Persistence and Preferences

Persistence is often tied to user preferences, but they are two distinct concepts. User preferences allow the user of an application to dictate how the application works. Most applications persist user preferences, but in some cases you might want to implement a non-persistent user preference. For example, you might allow a user to choose to run a document transformation application in a test mode such that its user interface is functional but no changes are written back to the document. In such a case, you probably wouldn't want to persist the preference for the next time that the application is run; such testing is likely to be an occasional activity rather than a permanent user choice.

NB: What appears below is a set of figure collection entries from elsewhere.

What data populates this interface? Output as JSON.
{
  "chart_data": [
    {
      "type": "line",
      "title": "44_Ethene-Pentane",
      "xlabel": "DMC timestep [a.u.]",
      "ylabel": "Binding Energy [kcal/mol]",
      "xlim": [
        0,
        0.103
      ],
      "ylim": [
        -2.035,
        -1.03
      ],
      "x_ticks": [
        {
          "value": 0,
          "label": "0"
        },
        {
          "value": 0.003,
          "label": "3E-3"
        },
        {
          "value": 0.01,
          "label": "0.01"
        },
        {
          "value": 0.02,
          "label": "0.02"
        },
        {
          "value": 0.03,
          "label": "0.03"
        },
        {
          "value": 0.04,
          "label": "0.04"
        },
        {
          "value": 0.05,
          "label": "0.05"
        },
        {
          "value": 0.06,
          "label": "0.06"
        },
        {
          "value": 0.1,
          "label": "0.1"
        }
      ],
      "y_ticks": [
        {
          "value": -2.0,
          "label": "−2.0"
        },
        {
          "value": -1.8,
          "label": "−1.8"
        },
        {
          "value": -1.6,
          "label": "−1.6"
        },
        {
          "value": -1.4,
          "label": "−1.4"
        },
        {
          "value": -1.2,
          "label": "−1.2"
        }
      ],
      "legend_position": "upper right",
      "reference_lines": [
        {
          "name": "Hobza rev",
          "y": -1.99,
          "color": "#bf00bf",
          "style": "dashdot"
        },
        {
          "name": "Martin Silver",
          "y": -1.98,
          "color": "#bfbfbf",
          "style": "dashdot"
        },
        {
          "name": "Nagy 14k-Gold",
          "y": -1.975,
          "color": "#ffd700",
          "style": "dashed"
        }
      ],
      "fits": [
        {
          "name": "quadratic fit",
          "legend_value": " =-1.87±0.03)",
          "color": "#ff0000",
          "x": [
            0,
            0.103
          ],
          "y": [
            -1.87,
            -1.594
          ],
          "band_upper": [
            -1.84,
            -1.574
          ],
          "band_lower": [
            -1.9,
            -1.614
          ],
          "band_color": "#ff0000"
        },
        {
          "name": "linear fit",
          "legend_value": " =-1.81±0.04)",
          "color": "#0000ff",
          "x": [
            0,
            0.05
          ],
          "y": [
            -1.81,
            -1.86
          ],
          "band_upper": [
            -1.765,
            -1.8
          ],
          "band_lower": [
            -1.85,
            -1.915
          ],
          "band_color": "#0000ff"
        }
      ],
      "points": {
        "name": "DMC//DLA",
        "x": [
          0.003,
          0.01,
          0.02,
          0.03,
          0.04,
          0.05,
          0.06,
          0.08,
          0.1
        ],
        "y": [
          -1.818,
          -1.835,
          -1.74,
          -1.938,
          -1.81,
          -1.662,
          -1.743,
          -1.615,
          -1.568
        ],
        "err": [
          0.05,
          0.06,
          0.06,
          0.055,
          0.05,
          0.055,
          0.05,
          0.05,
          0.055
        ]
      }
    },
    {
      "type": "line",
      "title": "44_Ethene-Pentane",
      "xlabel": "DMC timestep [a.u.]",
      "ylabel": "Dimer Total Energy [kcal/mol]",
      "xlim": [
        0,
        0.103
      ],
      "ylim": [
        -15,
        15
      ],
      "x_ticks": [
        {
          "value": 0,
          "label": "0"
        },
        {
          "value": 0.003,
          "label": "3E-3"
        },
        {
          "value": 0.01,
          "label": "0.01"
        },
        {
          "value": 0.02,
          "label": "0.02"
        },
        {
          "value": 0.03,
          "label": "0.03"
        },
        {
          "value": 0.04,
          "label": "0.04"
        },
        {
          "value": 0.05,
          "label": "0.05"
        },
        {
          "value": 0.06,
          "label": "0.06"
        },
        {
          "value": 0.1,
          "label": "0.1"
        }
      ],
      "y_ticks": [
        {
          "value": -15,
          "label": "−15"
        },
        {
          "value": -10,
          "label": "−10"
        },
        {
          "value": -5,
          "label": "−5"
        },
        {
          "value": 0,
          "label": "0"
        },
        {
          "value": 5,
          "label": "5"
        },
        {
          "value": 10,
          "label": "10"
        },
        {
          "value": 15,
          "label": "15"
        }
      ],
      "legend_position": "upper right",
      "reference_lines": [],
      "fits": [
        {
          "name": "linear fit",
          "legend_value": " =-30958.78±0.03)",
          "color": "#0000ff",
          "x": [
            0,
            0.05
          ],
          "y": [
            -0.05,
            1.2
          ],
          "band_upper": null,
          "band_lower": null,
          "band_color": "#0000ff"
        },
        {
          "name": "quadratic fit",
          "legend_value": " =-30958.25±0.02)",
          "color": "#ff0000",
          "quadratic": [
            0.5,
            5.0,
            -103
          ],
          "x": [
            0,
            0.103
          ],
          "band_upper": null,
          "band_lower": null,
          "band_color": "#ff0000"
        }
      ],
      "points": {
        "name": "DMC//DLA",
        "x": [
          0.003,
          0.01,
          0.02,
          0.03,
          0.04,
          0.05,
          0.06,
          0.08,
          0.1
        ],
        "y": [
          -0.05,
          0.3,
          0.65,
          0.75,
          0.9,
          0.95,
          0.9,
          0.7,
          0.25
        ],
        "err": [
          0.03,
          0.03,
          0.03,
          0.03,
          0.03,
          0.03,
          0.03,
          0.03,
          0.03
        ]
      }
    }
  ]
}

The classic mistake in user preferences is to have too many of them. Sometimes programmers just can't make a decision, and so they add another checkbox to the user interface, usually on a cluttered Options dialog box. If you're expecting users to make hundreds of such decisions, you need to seriously rethink your approach to user preferences. Possibly you can take some rare settings, of interest to only 1% of your users, and migrate them to an initialization file where the 99% won't need to look at them on the user interface. Better yet is to just figure out the best decision and make it for the user. Flexibility in software is good, but it can easily be carried to extremes.

Whether you allow the user to tweak a setting or not, you should always make sure that the default, un-tweaked setting is appropriate for the majority of your application's users. If the application is run with the default setting for everything, then it should still work sensibly.